Outra fonte documental importante foram as fotos e filmes feitos por Benjamin Abrahão, em 1937. Material que dá destaque à figura de Maria Bonita e permitiu que a autora a visse como uma espécie de primeira-dama do bando, ao reunir a representação visual com os relatos dos integrantes do bando.
Maria Bonita se casou cedo (por volta dos 17 anos), o casamento não a fez feliz e passou a se interessar por outros homens, entre eles o famoso bandoleiro. Um fascínio que não era raro entre as mulheres do sertão. O grupo difundia uma áurea de “ouro, dança e aventura” e isto era percebido como uma alternativa à vida dura e monótona dos camponeses. Mesmo deixando um rastro de temor e ódio (devido aos horrores que os cangaceiros cometiam, entre eles o estupro), havia lugar para o fascínio. No caso das mulheres, a atração por homens poderosos, divertidos, com muito dinheiro no bolso.
Maria Bonita não se arrependeu da sua escolha, ao que tudo indica. Em 1930, aos 20 anos de idade, passou a seguir o grupo e construiu uma relação afetuosa com o marido. Segundo Dadá, era “mimada, abusada e metida”. Segundo a autora, era bem tratada por Lampião, ria muito e nunca deu um tiro. Como as outras mulheres, não participava da linha de frente dos tiroteios, mas estava presente na fase posterior às lutas e tanto colaborava nas torturas (arrancava os brincos das mulheres, rasgando suas orelhas) como às vezes intervinha para que o marido fosse menos cruel com as vítimas (poupasse as suas vidas, por exemplo). Dadá, por sua vez, instigava o marido a maiores violências.

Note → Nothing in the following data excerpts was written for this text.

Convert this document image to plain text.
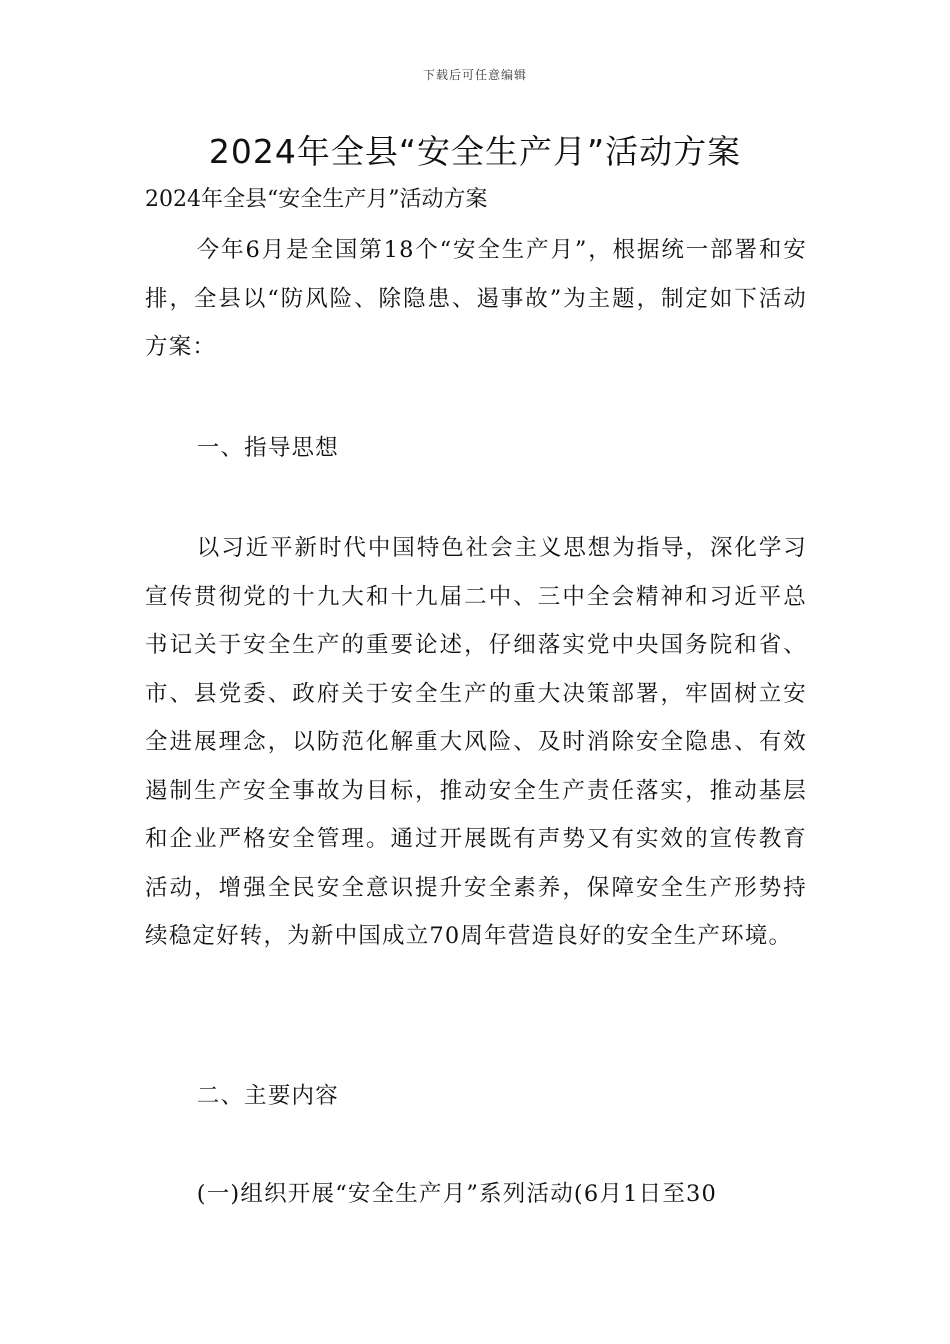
下载后可任意编辑
2024年全县“安全生产月”活动方案
2024年全县“安全生产月”活动方案

今年6月是全国第18个“安全生产月”，根据统一部署和安排，全县以“防风险、除隐患、遏事故”为主题，制定如下活动方案：

一、指导思想

以习近平新时代中国特色社会主义思想为指导，深化学习宣传贯彻党的十九大和十九届二中、三中全会精神和习近平总书记关于安全生产的重要论述，仔细落实党中央国务院和省、市、县党委、政府关于安全生产的重大决策部署，牢固树立安全进展理念，以防范化解重大风险、及时消除安全隐患、有效遏制生产安全事故为目标，推动安全生产责任落实，推动基层和企业严格安全管理。通过开展既有声势又有实效的宣传教育活动，增强全民安全意识提升安全素养，保障安全生产形势持续稳定好转，为新中国成立70周年营造良好的安全生产环境。

二、主要内容

(一)组织开展“安全生产月”系列活动(6月1日至30
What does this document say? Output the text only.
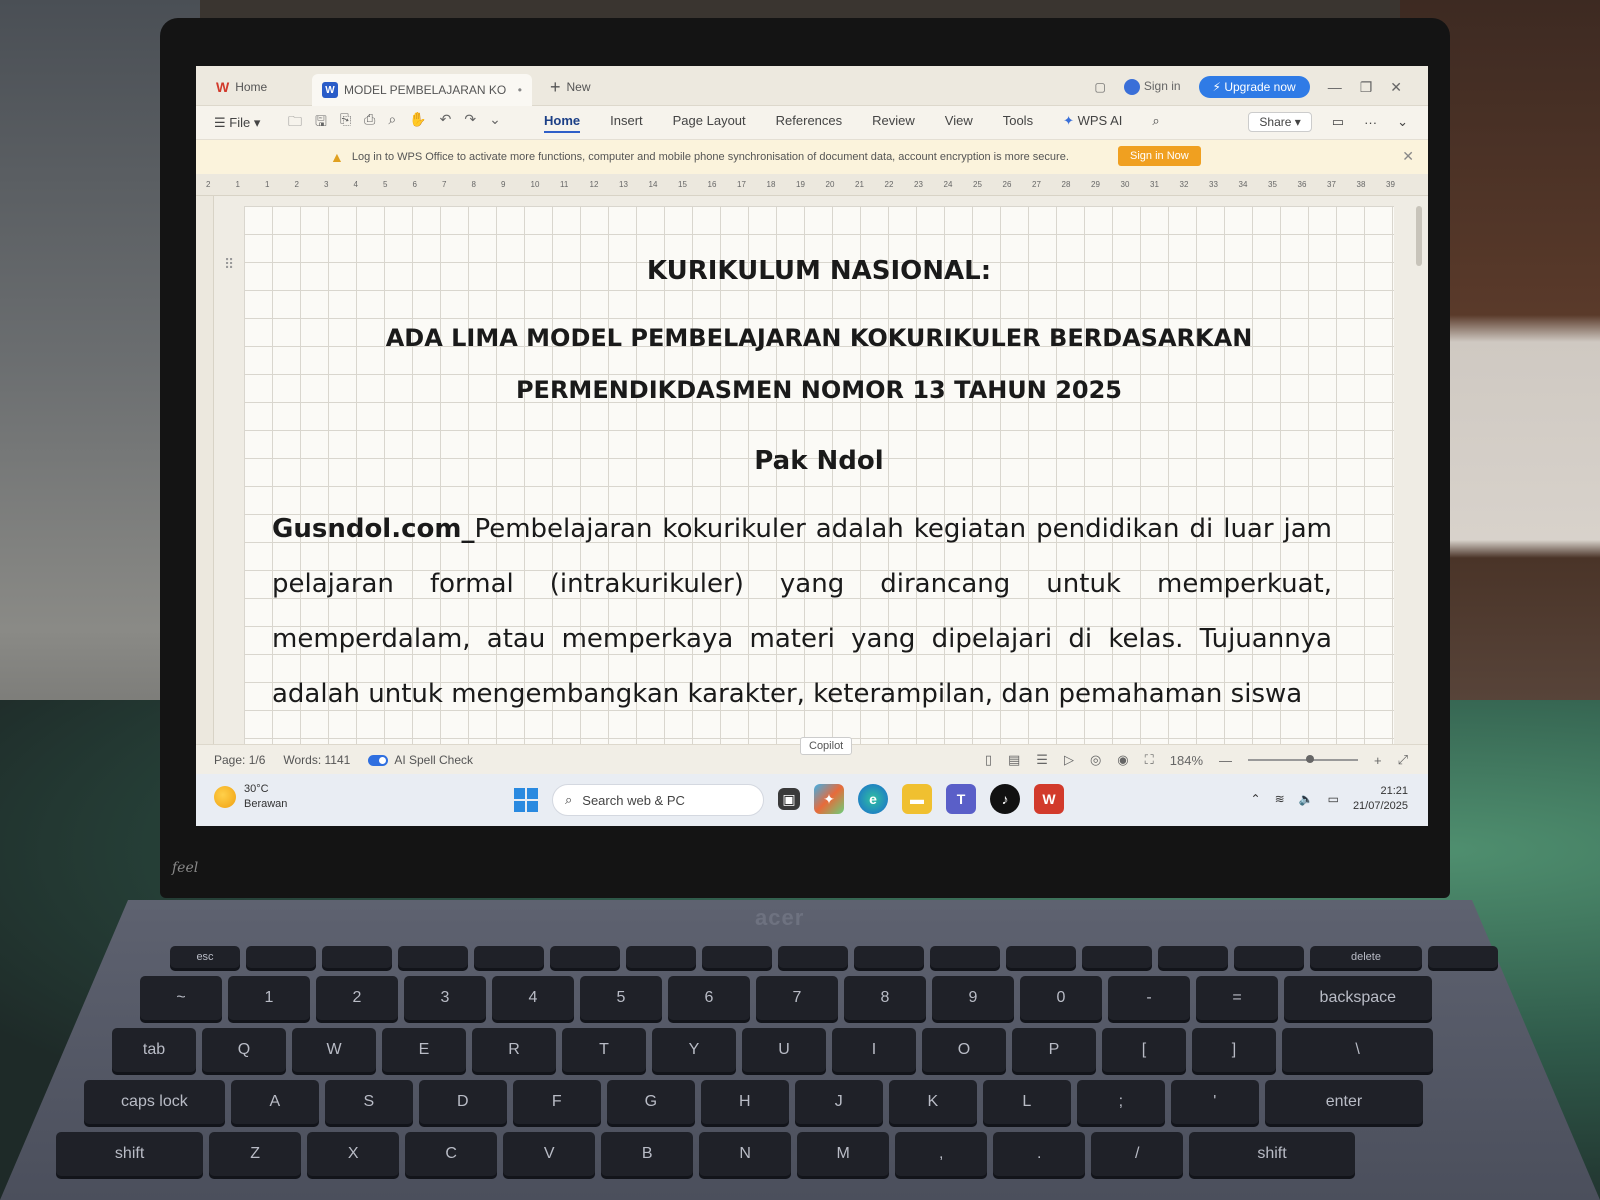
feel
W Home	W MODEL PEMBELAJARAN KO • + New	▢	Sign in	⚡ Upgrade now	— ❐ ✕
☰ File ▾	🗀 🖫 ⎘ ⎙ ⌕ ✋ ↶ ↷ ⌄	Home Insert Page Layout References Review View Tools ✦ WPS AI ⌕	Share ▾	▭ ··· ⌄
▲ Log in to WPS Office to activate more functions, computer and mobile phone synchronisation of document data, account encryption is more secure.	Sign in Now	✕
2	1	1	2	3	4	5	6	7	8	9	10	11	12	13	14	15	16	17	18	19	20	21	22	23	24	25	26	27	28	29	30	31	32	33	34	35	36	37	38	39
⠿	KURIKULUM NASIONAL:
ADA LIMA MODEL PEMBELAJARAN KOKURIKULER BERDASARKAN
PERMENDIKDASMEN NOMOR 13 TAHUN 2025
Pak Ndol
Gusndol.com_Pembelajaran kokurikuler adalah kegiatan pendidikan di luar jam pelajaran formal (intrakurikuler) yang dirancang untuk memperkuat, memperdalam, atau memperkaya materi yang dipelajari di kelas. Tujuannya adalah untuk mengembangkan karakter, keterampilan, dan pemahaman siswa
Page: 1/6 Words: 1141	AI Spell Check
Copilot
▯ ▤ ☰ ▷ ◎ ◉ ⛶ 184% —	+ ⤢
30°C
Berawan	⌕ Search web & PC	▣	✦	e	▬	T	♪	W	⌃ ≋ 🔈 ▭
21:21
21/07/2025
acer
esc	delete
~	1	2	3	4	5	6	7	8	9	0	-	=	backspace
tab	Q	W	E	R	T	Y	U	I	O	P	[	]	\
caps lock	A	S	D	F	G	H	J	K	L	;	'	enter
shift	Z	X	C	V	B	N	M	,	.	/	shift
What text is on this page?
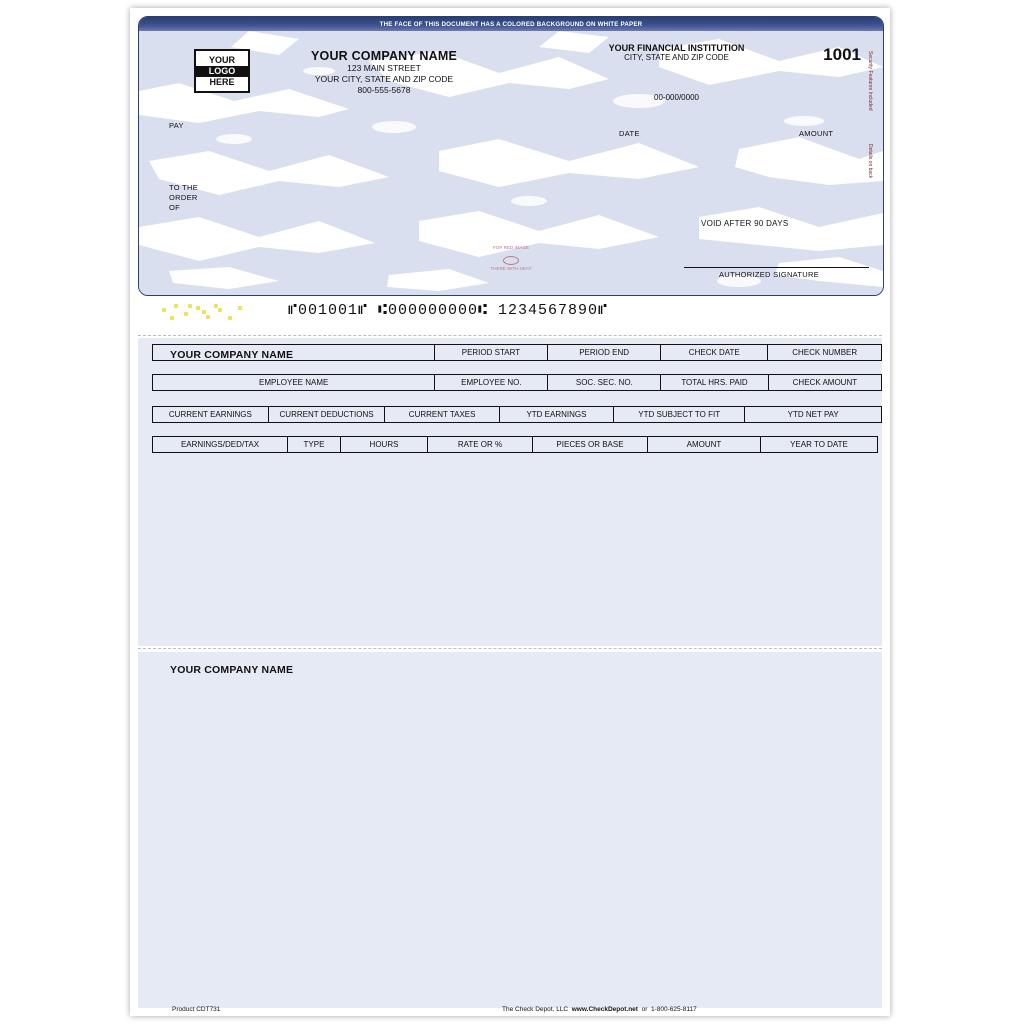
THE FACE OF THIS DOCUMENT HAS A COLORED BACKGROUND ON WHITE PAPER
YOUR
LOGO
HERE
YOUR COMPANY NAME
123 MAIN STREET
YOUR CITY, STATE AND ZIP CODE
800-555-5678
YOUR FINANCIAL INSTITUTION
CITY, STATE AND ZIP CODE
00-000/0000
1001
PAY
TO THE
ORDER
OF
DATE	AMOUNT
VOID AFTER 90 DAYS
AUTHORIZED SIGNATURE
FOR RED IMAGE
THERE WITH HEAT
Security Features Included
Details on back
⑈001001⑈ ⑆000000000⑆ 1234567890⑈
YOUR COMPANY NAME
		PERIOD START	PERIOD END	CHECK DATE	CHECK NUMBER
EMPLOYEE NAME	EMPLOYEE NO.	SOC. SEC. NO.	TOTAL HRS. PAID	CHECK AMOUNT
CURRENT EARNINGS	CURRENT DEDUCTIONS	CURRENT TAXES	YTD EARNINGS	YTD SUBJECT TO FIT	YTD NET PAY
EARNINGS/DED/TAX	TYPE	HOURS	RATE OR %	PIECES OR BASE	AMOUNT	YEAR TO DATE
YOUR COMPANY NAME
Product CDT731	The Check Depot, LLC www.CheckDepot.net or 1-800-625-8117
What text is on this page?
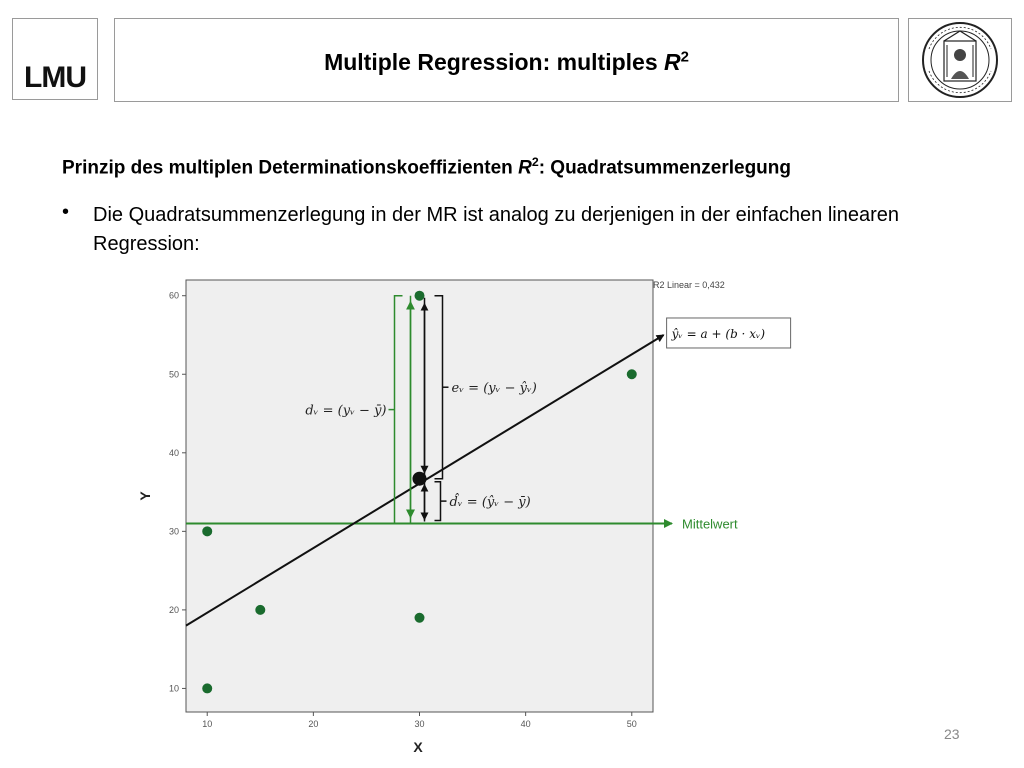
LMU	Multiple Regression: multiples $R^2$
Prinzip des multiplen Determinationskoeffizienten $R^2$: Quadratsummenzerlegung
• Die Quadratsummenzerlegung in der MR ist analog zu derjenigen in der einfachen linearen Regression:
10	20	30	40	50
10
20
30
40
50
60
X
Y
R2 Linear = 0,432
Mittelwert
ŷᵥ = a + (b · xᵥ)
dᵥ = (yᵥ − ȳ)
eᵥ = (yᵥ − ŷᵥ)
d̂ᵥ = (ŷᵥ − ȳ)
23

Há uma tensão na abordagem da autora a respeito de qual o padrão dominava entre as mulheres cangaceiras – se a livre escolha ou o rapto seguido de estupro. Um trabalho não conclusivo e instigante. Mas, seja qual for, todas as mulheres submetidas ao domínio masculino, propriedade de seus homens e obrigadas a demonstrar “respeito” em relação a eles. Mesmo dentro desse quadro tradicional (semelhante ao da sociedade brasileira da época, na qual a conquista recente do voto feminino ainda era polêmica), algumas mulheres eram capazes de protagonismo. Maria Bonita escolheu o cangaço e, ao que tudo indica, teve a vida intensa que desejou (ao menos, conseguiu uma alternativa à frustração que o primeiro marido proporcionava), enquanto Dadá (como outras tantas) foi arrastada à força ao mundo do cangaço e sobreviveu a ele de forma sofrida. De menina inocente, raptada e violentada aos 12 anos, tornou-se mulher fria e vingativa, segundo a autora.
Um livro sobre mulheres movimentando-se nas teias do poder e da violência masculinos. Poder e violência não muito distantes do padrão das relações entre homens e mulheres da época, talvez com alguns extremos (na forma como as mulheres que traíam seus maridos eram castigadas e mortas) devido ao fato de ser protagonizadas por homens à margem da lei.
Um livro que vale a pena. Mas, como apontaram outros comentadores da obra, “não indicado para pessoas sensíveis a temas e cenas escabrosos”. Algumas cenas, por sinal, que parecerem retiradas de um filme de terror.